Рублев | страница 80
— Не замай! Пущай ее. Не замай!
Смеется народ, плещет река, облачко, как пух, над деревенькой плывет, лодка качается, и то ли от ряби волн, то ли от качки, то ли от смеха девок кружится, кружится голова и бродит по лицу невольная хмельная ульгбка…
Весна! Весна! Простор, воля, предчувствия небывалого, желание обнять весь мир!
На ночлегах в прибрежных деревеньках душно лежать в избе среди храпящих хозяев и товарищей, вдыхать кислый запах овчин, дыма, человеческих тел, слушать писк младенца и сонный вой молодайки над люлькой: «А-а-а, а-а-а…»
Осторожно ступая через спящих, выйди на крыльцо. Тишь. Темень. Еле уловимое движение воздуха, а с реки, из ивняков, звонкий щелк, трели, свист — соловьиная ночь, праздник соловьиный, птичья слава всему сущему на земле.
Над рекой, в неподвижном тумане, кусты шепчутся человечьими голосами, звенят смехом, как бубенчиками.
Проходи, проходи, прохожий, не спугни соловьев, не мешай бубенчикам!
Месяц май. Маята. И почти мольба:
— Посиди со мной.

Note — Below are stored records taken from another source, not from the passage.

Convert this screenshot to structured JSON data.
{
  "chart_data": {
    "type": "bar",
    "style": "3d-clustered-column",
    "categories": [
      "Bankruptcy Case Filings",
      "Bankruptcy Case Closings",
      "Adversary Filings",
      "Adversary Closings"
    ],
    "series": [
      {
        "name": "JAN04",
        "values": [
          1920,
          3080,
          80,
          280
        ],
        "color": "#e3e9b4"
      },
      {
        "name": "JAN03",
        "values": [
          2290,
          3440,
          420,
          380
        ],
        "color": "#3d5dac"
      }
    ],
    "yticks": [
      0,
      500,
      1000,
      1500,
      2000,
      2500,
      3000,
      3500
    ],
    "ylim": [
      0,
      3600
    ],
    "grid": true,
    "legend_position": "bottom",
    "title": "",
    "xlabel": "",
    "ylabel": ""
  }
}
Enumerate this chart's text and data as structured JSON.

Одна я… Одна…
Было или не было: тонкие серые щели, запах сена, жадные ладони, прощально гладящие голову, плечи, грудь и утешения:
— Мой грех… Не гневись… Господь простит за чистоту твою… Сразу тебя увидела и не вольна стала… Мой грех…

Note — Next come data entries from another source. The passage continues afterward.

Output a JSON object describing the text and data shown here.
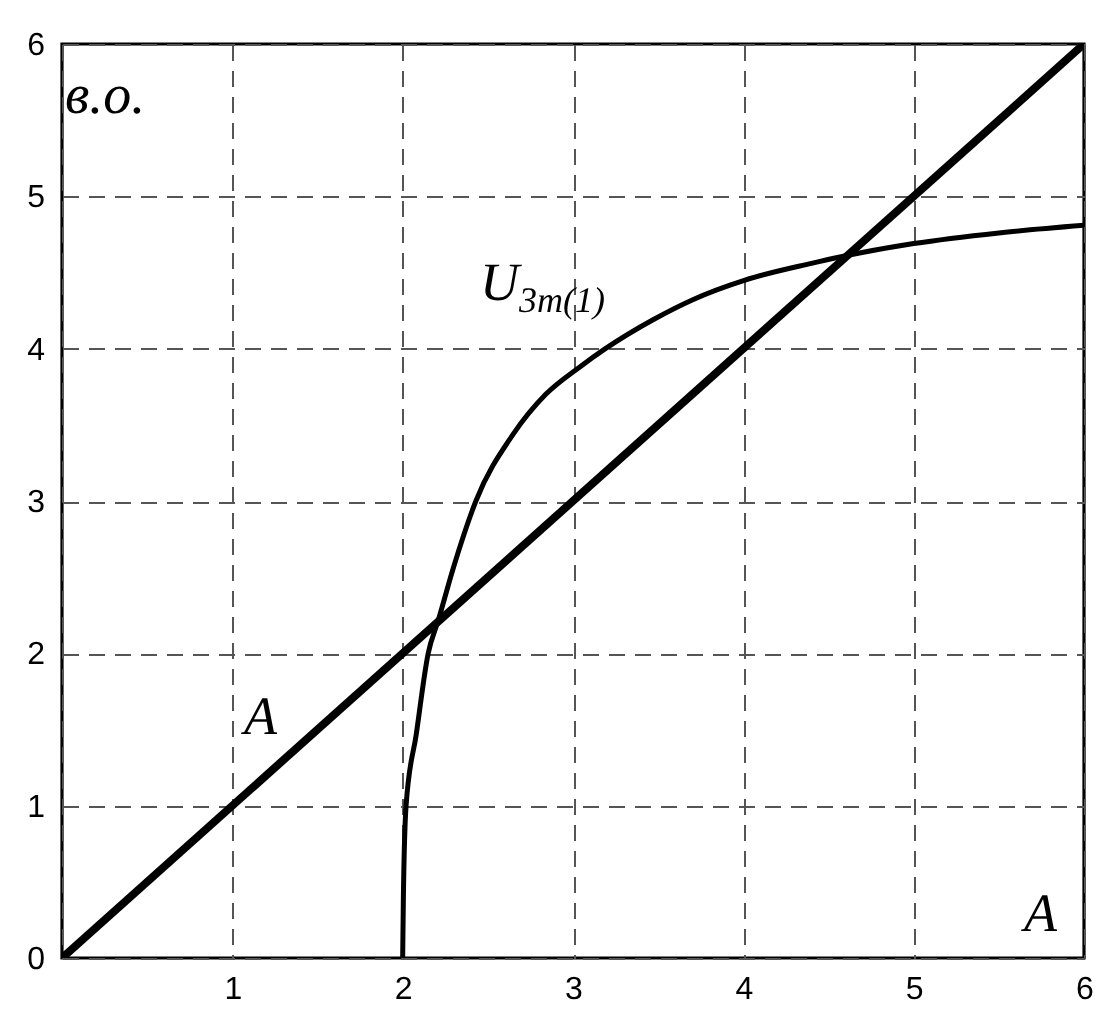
{
  "chart_data": {
    "type": "line",
    "xlabel": "A",
    "ylabel": "в.о.",
    "xlim": [
      0,
      6
    ],
    "ylim": [
      0,
      6
    ],
    "xticks": [
      {
        "value": 0,
        "label": null
      },
      1,
      2,
      3,
      4,
      5,
      6
    ],
    "yticks": [
      0,
      1,
      2,
      3,
      4,
      5,
      6
    ],
    "grid": true,
    "series": [
      {
        "name": "U$_{3m(1)}$",
        "color": "#000000",
        "x": [
          2,
          2.004,
          2.02,
          2.08,
          2.15,
          2.21,
          2.3,
          2.43,
          2.65,
          2.84,
          3.04,
          3.19,
          3.47,
          3.7,
          4.01,
          4.4,
          4.56,
          5.0,
          5.5,
          6.0
        ],
        "values": [
          0,
          0.38,
          1.0,
          1.47,
          2.0,
          2.22,
          2.57,
          3.0,
          3.44,
          3.7,
          3.88,
          4.0,
          4.19,
          4.32,
          4.45,
          4.56,
          4.6,
          4.69,
          4.76,
          4.81
        ]
      },
      {
        "name": "A",
        "color": "#000000",
        "x": [
          0,
          6
        ],
        "values": [
          0,
          6
        ]
      }
    ]
  }
}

Больно и радостно. Страшно и хорошо…
Было или не было? Случилось или привиделось?
А вокруг опять солнце, простор, река, птицы… Дорога.
И он вбирает в себя каждое сверкание завившейся кольчиком речной струи, каждый выкрик куличков, порхающих на отмелях, каждый плеск играющей рыбы, каждый человеческий голос, каждое лицо…
Сидит на завалинке дед. На голове — три седых волосика, а спутанная борода — кустом во все лицо, и из куста — два больших детски голубых глаза.
— Ты, дедушка, князя Дмитрия помнишь?
— Как не помнить… Князя Ивана сын… Батюшка все Тверь воевал, а сынок-то самих нехристей…
— То, дедушка, князь Калита на Тверь ополчался, а не отец Дмитрия.
— Про него и речь, голубь…
— А разве ты и Калиту помнишь?
— Помню, милый. Как же… О ту пору пожгли нас татары, братана увели, сестру ссильничали, утопилась девка… Да. А я в лес убег. Во-о-она туда, за Клязьму.
— Много же прожил ты, дедушка…
— Зачем? Я чужой век не заедаю…
— Прости, дедушка, не так сказалось… К тому я, что повидал ты немало, натерпелся.
— Повидал, Натерпелся. Так! Скоро и помирать пора.
— А не страшишься смерти, дедушка?
Удивленно глядят детские глаза.
— Чего же мне бояться-то, милый? Чай, не грабил, не убивал, веры не продавал. А коли и есть грехи, то господь милостив… Милостив господь наш, кормильник. Не обидит.